British sources agreed that a good personal relationship had been struck between the two prime ministers. They were now to hold regular meetings for the first time.

But Mr Haughey, while meticulously observing the confidentiality of the meeting, trumped all that by his bold performance. He said it was the most successful meeting he had had with any politician before an international news conference.

Much turned on this phrase in the communiqué: “While agreeing with the Prime Minister that any change in the constitutional status of Northern Ireland would only come about with the consent of the majority of the people of Northern Ireland the Taoiseach reaffirmed that it is the wish of the Irish Government to secure the unity of Ireland by agreement and in peace.”

Did not that amount to his acquiescence in the British guarantee? he was asked. He thought not.

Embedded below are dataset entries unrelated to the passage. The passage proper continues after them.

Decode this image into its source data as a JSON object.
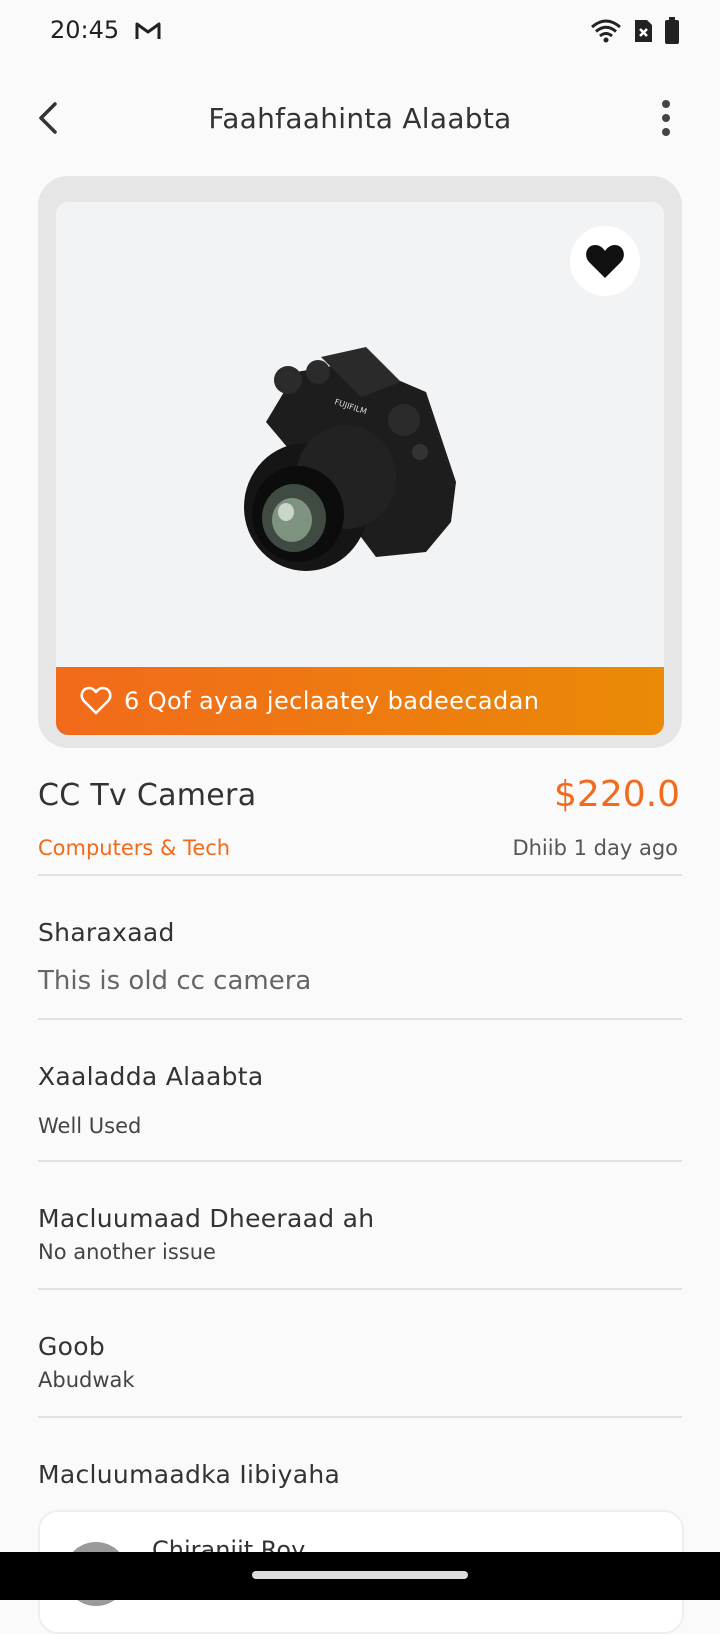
{
  "status": {
    "time": "20:45"
  },
  "header": {
    "title": "Faahfaahinta Alaabta"
  },
  "image": {
    "likes_text": "6 Qof ayaa jeclaatey badeecadan"
  },
  "product": {
    "name": "CC Tv Camera",
    "price": "$220.0",
    "category": "Computers & Tech",
    "posted": "Dhiib 1 day ago"
  },
  "description": {
    "label": "Sharaxaad",
    "value": "This is old cc camera"
  },
  "condition": {
    "label": "Xaaladda Alaabta",
    "value": "Well Used"
  },
  "extra": {
    "label": "Macluumaad Dheeraad ah",
    "value": "No another issue"
  },
  "location": {
    "label": "Goob",
    "value": "Abudwak"
  },
  "seller": {
    "section_label": "Macluumaadka Iibiyaha",
    "name": "Chiranjit Roy"
  },
  "colors": {
    "accent": "#f26a1b"
  }
}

The way Unionists interpreted it, he said, was that there could be no political progress unless they agreed to it first.

From the British point of view the two governments seem as far apart on Ulster's future as they did under the previous government of Mr Jack Lynch, although this is not seen as any bar to a good relationship.

However, whether the Government appreciates Mr Haughey's public expression of his united Ireland cause in London, with the implication that he had put it all to Mrs Thatcher, is another matter.

On the British side last night there was sensitive insistence that Mrs Thatcher had not gone back on her Commons assurance of Tuesday that the future of Northern Ireland was for “no one else” outside the United Kingdom.